Eurocom Monster 1.0 (Clevo WS110ERF) – Review
The Alienware M11x is disappearing from gamers’ consciousness, but there’s no shortage of OEMs eager to fill the void. Such tip-top 11-inchers as the Maingear Pulse 11, and Origin EON11-S are now joined by the Clevo WS110ERF – an 11-inch beast of a notebook which also goes by the name of the Eurocom Monster 1.0. It may look diminutive with its 11.6-inch display but the Eurocom Monster 1.0 is a big boy in the benchmark world with its Core i7-3720QM Ivy Bridge CPU and NVidia GT 650M discrete GPU pairing. All weighing under 4 pounds.
The Eurocom Monster 1.0 is essentially a customized version of the no-frills Clevo W110ERF. The exterior is unprepossessing gray, constructed from plastic, but for all that it feels compact and durable, well able to withstand the occasional knock as it’s lugged from gaming session to gaming session. The rubberized lid and palm rests add to the aesthetic appeal, and overall workmanship is good.
The glossy 1366 x 768 pixel 11.6-inch screen gives only average contrast, thanks to not-very-inky blacks, and viewing angles are nothing special – though bear in mind the Eurocom Monster 1.0 is built primarily for single-person gaming, for which its display is fine. Any deficiency in contrast is compensated for by the glossiness of the display.
The two speakers situated at the rear deliver tinny sound – gamers should hook up some externnal speakers or headphones for more thrilling revving or gunfire noise. Volume is surprisingly loud for a notebook this small, and there’s even a suspicion of base in there.
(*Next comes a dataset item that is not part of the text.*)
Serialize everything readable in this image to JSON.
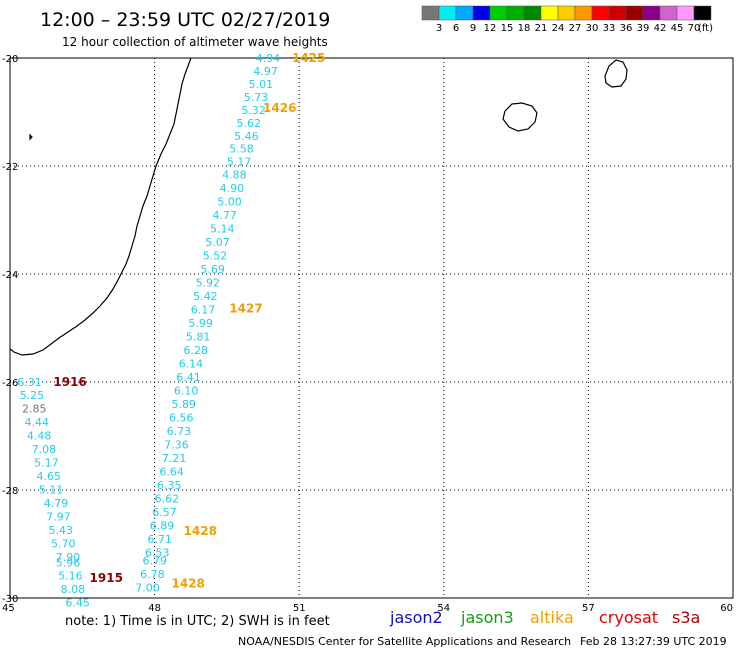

The keyboard offers 90% full-size keys, chiclet-style, and the spacious layout of the keys means fast, accurate text input is possible, with a very crisp pressure point, and the ample travel adds to the suitability of the keyboard for gaming. The Synaptics trackpad is also adequate, and its rubber surface enables pinpoint bombing and general good cursor alignment. The two trackpad buttons are just as well-suited to gaming, with stiff feedback adding decisiveness.Nevertheless the pair of USB-3 ports will doubtless often be used to connect with optimized gaming peripherals – the Monster 1.0 can’t offer the sort of mega-macro functionality available from today’s gaming keyboards and mice.
Connectivity options are good, with a pair of USB-3 ports, one USB-2 port, 9-in-1 card reader, media card reader, and VGA and HDMI interfaces. Obviously the form factor does not support an optical drive.
The review unit featured a solid 8GB RAM, upgradable to 16GB, teamed with an ultra-snappy 120GB SSD. Together with that 2.6GHz Ivy Bridge eight-thread processor those specs keep the Windows 7 Ultimate OS humming along, and will keep even power users happy, good for some pretty heavy video-editing too. But that’s the level of capability consumers expect from a $1625 outlay. Win 7 Home Premium and a spinning disk for storage will cut the ransom to $1100 or so for less damanding users. The base model sells at $900, but this rig was kitted out for hardcore gaming use, and doesn’t disappoint.
Performance is, not surprisingly, fabulous – that 22nm architecture and NVidia GT 650M card enable the Monster 1.0 to turn in monstrous frame rates – most current games run at native 1366 x 768 resolution on high settings without a hitch. Call of Duty: Modern Warfare 3 plays smoothly at high settings – what more can you want from an ultraportable?
The copper cooling heatsink keeps the internals racing along without throttling and makes true laptop gaming possible, and four hours of moderate use is quite acceptable for such a powerful notebook. And all in a trusty chassis weighing less than four pounds. The display is perhaps below par for watching movies, but syncing with a full-sized display will resolve that little problem. Worth every cent, especially for people willing to take the performance hit of slightly reduced specs for the $1000-1200 dollar versions.
Clevo WS110ERF netbook comes in different hardware configurations.